At the end Lucia, with her far-away look, emerged, you might say, in a dazed condition from hearing about the fastness of Thibet, where the Guru had been in commune with the Guides, whose wisdom he interpreted to them.
“I feel such a difference already,” she said dreamily. “I feel as if I could never be hasty or worried any more at all. Don’t you experience that, dear Daisy?”
“Yes, dear,” said she. “I went through all that at my first lesson. Didn’t I, Guru dear?”
“I felt it too,” said Georgie, unwilling not to share in these benefits, and surreptitiously tightening his trouser-strap to compensate for the loss of buttons. “And am I to do that swaying exercise before every meal?”

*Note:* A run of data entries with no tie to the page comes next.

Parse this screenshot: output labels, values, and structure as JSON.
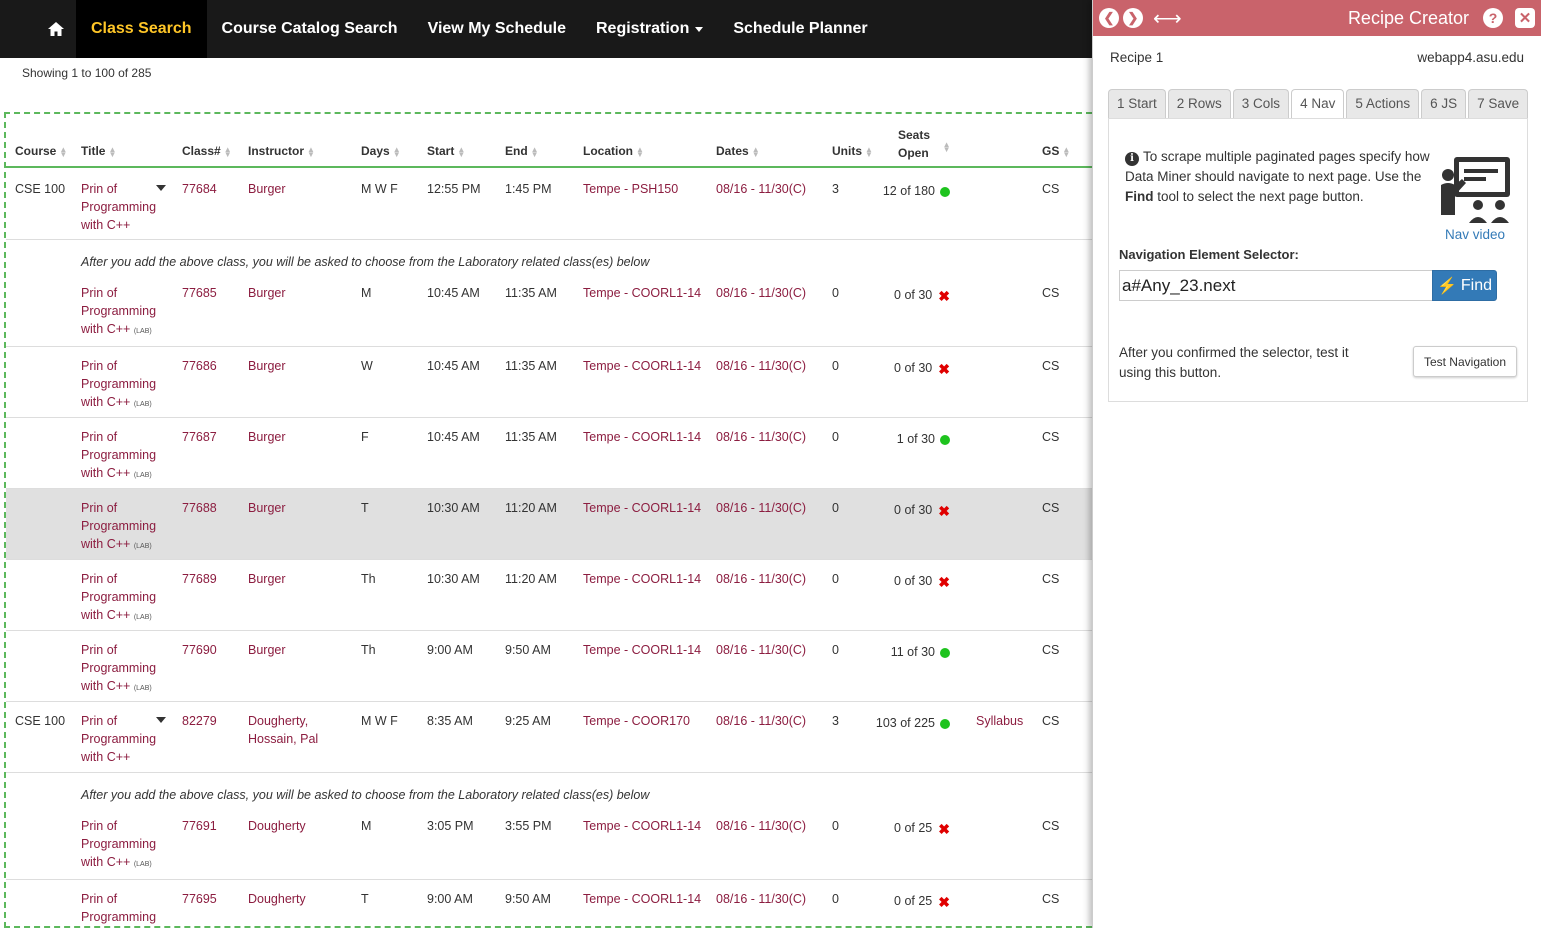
{
  "nav": {
    "items": [
      {
        "label": "Class Search"
      },
      {
        "label": "Course Catalog Search"
      },
      {
        "label": "View My Schedule"
      },
      {
        "label": "Registration"
      },
      {
        "label": "Schedule Planner"
      }
    ]
  },
  "showing": "Showing 1 to 100 of 285",
  "columns": {
    "course": "Course",
    "title": "Title",
    "classnum": "Class#",
    "instructor": "Instructor",
    "days": "Days",
    "start": "Start",
    "end": "End",
    "location": "Location",
    "dates": "Dates",
    "units": "Units",
    "seats1": "Seats",
    "seats2": "Open",
    "gs": "GS"
  },
  "lab_note": "After you add the above class, you will be asked to choose from the Laboratory related class(es) below",
  "rows": [
    {
      "course": "CSE 100",
      "t1": "Prin of",
      "t2": "Programming",
      "t3": "with C++",
      "lab": "",
      "num": "77684",
      "instr1": "Burger",
      "instr2": "",
      "days": "M W F",
      "start": "12:55 PM",
      "end": "1:45 PM",
      "loc": "Tempe - PSH150",
      "dates": "08/16 - 11/30(C)",
      "units": "3",
      "seats": "12  of 180",
      "syllabus": "",
      "gs": "CS"
    },
    {
      "course": "",
      "t1": "Prin of",
      "t2": "Programming",
      "t3": "with C++",
      "lab": "(LAB)",
      "num": "77685",
      "instr1": "Burger",
      "instr2": "",
      "days": "M",
      "start": "10:45 AM",
      "end": "11:35 AM",
      "loc": "Tempe - COORL1-14",
      "dates": "08/16 - 11/30(C)",
      "units": "0",
      "seats": "0  of 30",
      "syllabus": "",
      "gs": "CS"
    },
    {
      "course": "",
      "t1": "Prin of",
      "t2": "Programming",
      "t3": "with C++",
      "lab": "(LAB)",
      "num": "77686",
      "instr1": "Burger",
      "instr2": "",
      "days": "W",
      "start": "10:45 AM",
      "end": "11:35 AM",
      "loc": "Tempe - COORL1-14",
      "dates": "08/16 - 11/30(C)",
      "units": "0",
      "seats": "0  of 30",
      "syllabus": "",
      "gs": "CS"
    },
    {
      "course": "",
      "t1": "Prin of",
      "t2": "Programming",
      "t3": "with C++",
      "lab": "(LAB)",
      "num": "77687",
      "instr1": "Burger",
      "instr2": "",
      "days": "F",
      "start": "10:45 AM",
      "end": "11:35 AM",
      "loc": "Tempe - COORL1-14",
      "dates": "08/16 - 11/30(C)",
      "units": "0",
      "seats": "1  of 30",
      "syllabus": "",
      "gs": "CS"
    },
    {
      "course": "",
      "t1": "Prin of",
      "t2": "Programming",
      "t3": "with C++",
      "lab": "(LAB)",
      "num": "77688",
      "instr1": "Burger",
      "instr2": "",
      "days": "T",
      "start": "10:30 AM",
      "end": "11:20 AM",
      "loc": "Tempe - COORL1-14",
      "dates": "08/16 - 11/30(C)",
      "units": "0",
      "seats": "0  of 30",
      "syllabus": "",
      "gs": "CS"
    },
    {
      "course": "",
      "t1": "Prin of",
      "t2": "Programming",
      "t3": "with C++",
      "lab": "(LAB)",
      "num": "77689",
      "instr1": "Burger",
      "instr2": "",
      "days": "Th",
      "start": "10:30 AM",
      "end": "11:20 AM",
      "loc": "Tempe - COORL1-14",
      "dates": "08/16 - 11/30(C)",
      "units": "0",
      "seats": "0  of 30",
      "syllabus": "",
      "gs": "CS"
    },
    {
      "course": "",
      "t1": "Prin of",
      "t2": "Programming",
      "t3": "with C++",
      "lab": "(LAB)",
      "num": "77690",
      "instr1": "Burger",
      "instr2": "",
      "days": "Th",
      "start": "9:00 AM",
      "end": "9:50 AM",
      "loc": "Tempe - COORL1-14",
      "dates": "08/16 - 11/30(C)",
      "units": "0",
      "seats": "11  of 30",
      "syllabus": "",
      "gs": "CS"
    },
    {
      "course": "CSE 100",
      "t1": "Prin of",
      "t2": "Programming",
      "t3": "with C++",
      "lab": "",
      "num": "82279",
      "instr1": "Dougherty,",
      "instr2": "Hossain, Pal",
      "days": "M W F",
      "start": "8:35 AM",
      "end": "9:25 AM",
      "loc": "Tempe - COOR170",
      "dates": "08/16 - 11/30(C)",
      "units": "3",
      "seats": "103 of 225",
      "syllabus": "Syllabus",
      "gs": "CS"
    },
    {
      "course": "",
      "t1": "Prin of",
      "t2": "Programming",
      "t3": "with C++",
      "lab": "(LAB)",
      "num": "77691",
      "instr1": "Dougherty",
      "instr2": "",
      "days": "M",
      "start": "3:05 PM",
      "end": "3:55 PM",
      "loc": "Tempe - COORL1-14",
      "dates": "08/16 - 11/30(C)",
      "units": "0",
      "seats": "0  of 25",
      "syllabus": "",
      "gs": "CS"
    },
    {
      "course": "",
      "t1": "Prin of",
      "t2": "Programming",
      "t3": "",
      "lab": "",
      "num": "77695",
      "instr1": "Dougherty",
      "instr2": "",
      "days": "T",
      "start": "9:00 AM",
      "end": "9:50 AM",
      "loc": "Tempe - COORL1-14",
      "dates": "08/16 - 11/30(C)",
      "units": "0",
      "seats": "0  of 25",
      "syllabus": "",
      "gs": "CS"
    }
  ],
  "panel": {
    "title": "Recipe Creator",
    "recipe": "Recipe 1",
    "domain": "webapp4.asu.edu",
    "tabs": [
      "1 Start",
      "2 Rows",
      "3 Cols",
      "4 Nav",
      "5 Actions",
      "6 JS",
      "7 Save"
    ],
    "info_1": "To scrape multiple paginated pages specify how Data Miner should navigate to next page. Use the ",
    "info_find": "Find",
    "info_2": " tool to select the next page button.",
    "nav_video": "Nav video",
    "selector_label": "Navigation Element Selector:",
    "selector_value": "a#Any_23.next",
    "find_label": "Find",
    "after_text": "After you confirmed the selector, test it using this button.",
    "test_label": "Test Navigation",
    "accent": "#c9636b",
    "status_open": "#1ec31e",
    "status_closed": "#e00000"
  }
}
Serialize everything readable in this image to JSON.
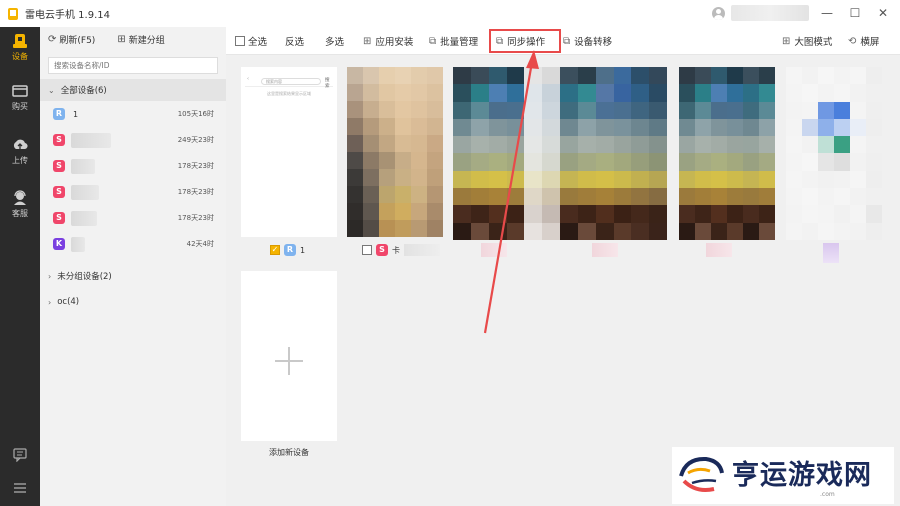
{
  "app": {
    "title": "雷电云手机 1.9.14"
  },
  "window_controls": {
    "minimize": "—",
    "maximize": "☐",
    "close": "✕"
  },
  "nav": {
    "items": [
      {
        "label": "设备",
        "icon": "device-icon",
        "active": true
      },
      {
        "label": "购买",
        "icon": "purchase-icon",
        "active": false
      },
      {
        "label": "上传",
        "icon": "upload-icon",
        "active": false
      },
      {
        "label": "客服",
        "icon": "support-icon",
        "active": false
      }
    ]
  },
  "panel": {
    "refresh_label": "刷新(F5)",
    "new_group_label": "新建分组",
    "search_placeholder": "搜索设备名称/ID",
    "groups": [
      {
        "label": "全部设备(6)",
        "expanded": true
      },
      {
        "label": "未分组设备(2)",
        "expanded": false
      },
      {
        "label": "oc(4)",
        "expanded": false
      }
    ],
    "devices": [
      {
        "badge": "R",
        "color": "#7fb3ee",
        "name": "1",
        "time": "105天16时"
      },
      {
        "badge": "S",
        "color": "#f0466a",
        "name": "",
        "time": "249天23时"
      },
      {
        "badge": "S",
        "color": "#f0466a",
        "name": "",
        "time": "178天23时"
      },
      {
        "badge": "S",
        "color": "#f0466a",
        "name": "",
        "time": "178天23时"
      },
      {
        "badge": "S",
        "color": "#f0466a",
        "name": "",
        "time": "178天23时"
      },
      {
        "badge": "K",
        "color": "#7a3fe0",
        "name": "",
        "time": "42天4时"
      }
    ]
  },
  "toolbar": {
    "select_all": "全选",
    "invert": "反选",
    "multi": "多选",
    "app_install": "应用安装",
    "batch": "批量管理",
    "sync": "同步操作",
    "transfer": "设备转移",
    "large_mode": "大图模式",
    "landscape": "横屏"
  },
  "cards": {
    "first_label": "1",
    "second_badge": "S",
    "second_label": "卡",
    "first_screen_search": "搜索内容",
    "first_screen_btn": "搜索",
    "first_screen_hint": "这里是搜索结果显示区域"
  },
  "add_device": {
    "label": "添加新设备"
  },
  "watermark": {
    "text": "亨运游戏网",
    "domain": ".com"
  },
  "colors": {
    "accent": "#f5b400",
    "highlight": "#e84a4a",
    "nav_bg": "#2b2b2b"
  }
}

“Yes, Georgie,” said Lucia, saving her Guru from the trouble of answering. “Five times to the right and five times to the left and then five times backwards and forwards. I felt so young and light just now when we did it that I thought I was rising into the air. Didn’t you, Daisy?”
Daisy smiled kindly.
“No, dear, that is levitation,” she said, “and comes a very long way on.”
She turned briskly towards her Guru.
“Will you tell them about that time when you levitated at Paddington Station?” she said. “Or will you keep that for when Mrs Lucas gets rather further on? You must be patient, dear Lucia; we all have to go through the early stages, before we get to that.”